In the present invention, the formulation may be selected from the group consisting of tablets, capsules, solutions, injections, ointments and syrups, in the case of formulations of the injections, it may be in the form of solutions, suspensions or emulsions Can be.

Preferred nano hybrid-containing tumor therapeutic pharmaceutical compositions of the present invention may be in the form of sterile injectable preparations as sterile injectable aqueous or oily suspensions. Such suspensions can be formulated according to techniques known in the art using suitable dispersing or wetting agents (eg Tween 80) and suspending agents. Sterile injectable preparations may also be sterile injectable solutions or suspensions (eg solutions in 1,3-butanediol) in nontoxic parenterally acceptable diluents or solvents. Vehicles and solvents that may be used include mannitol, water, Ringer's solution, and isotonic sodium chloride solution. In addition, sterile, nonvolatile oils are conventionally employed as a solvent or suspending medium. For this purpose any non-irritating non-volatile oil can be used including synthetic mono or diglycerides.

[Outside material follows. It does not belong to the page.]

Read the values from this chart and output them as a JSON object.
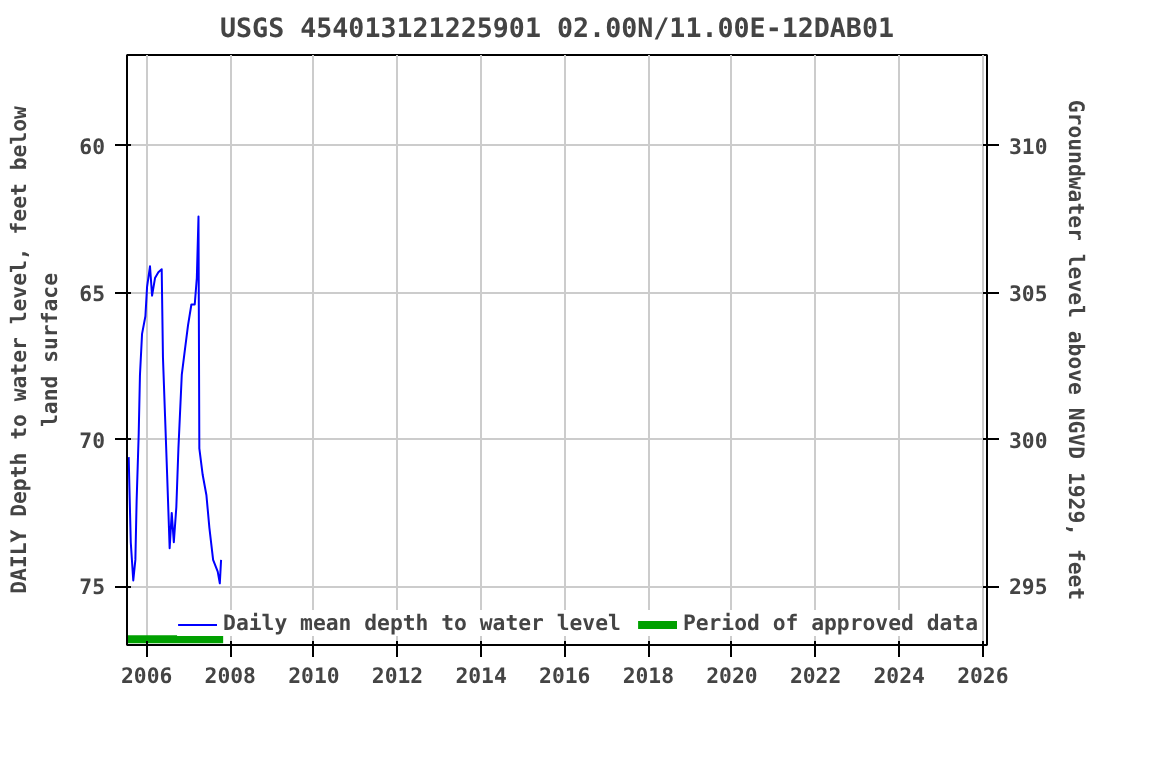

Alternatively, in addition to the final preparation for injection or infusion, it may be in the form of a lyophilized or sterile powder, which may be mixed with a solvent, for example water, immediately prior to administration to produce the final preparation for injection or infusion.

The nanocomposite-containing oncology pharmaceutical compositions of the present invention can be determined by one of ordinary skill in the art based on common patient symptoms and disease severity. It may also be formulated in various forms, such as powders, tablets, capsules, solutions, injections, ointments, syrups, and the like, and may also be provided in unit-dose or multi-dose containers, such as sealed ampoules and bottles. .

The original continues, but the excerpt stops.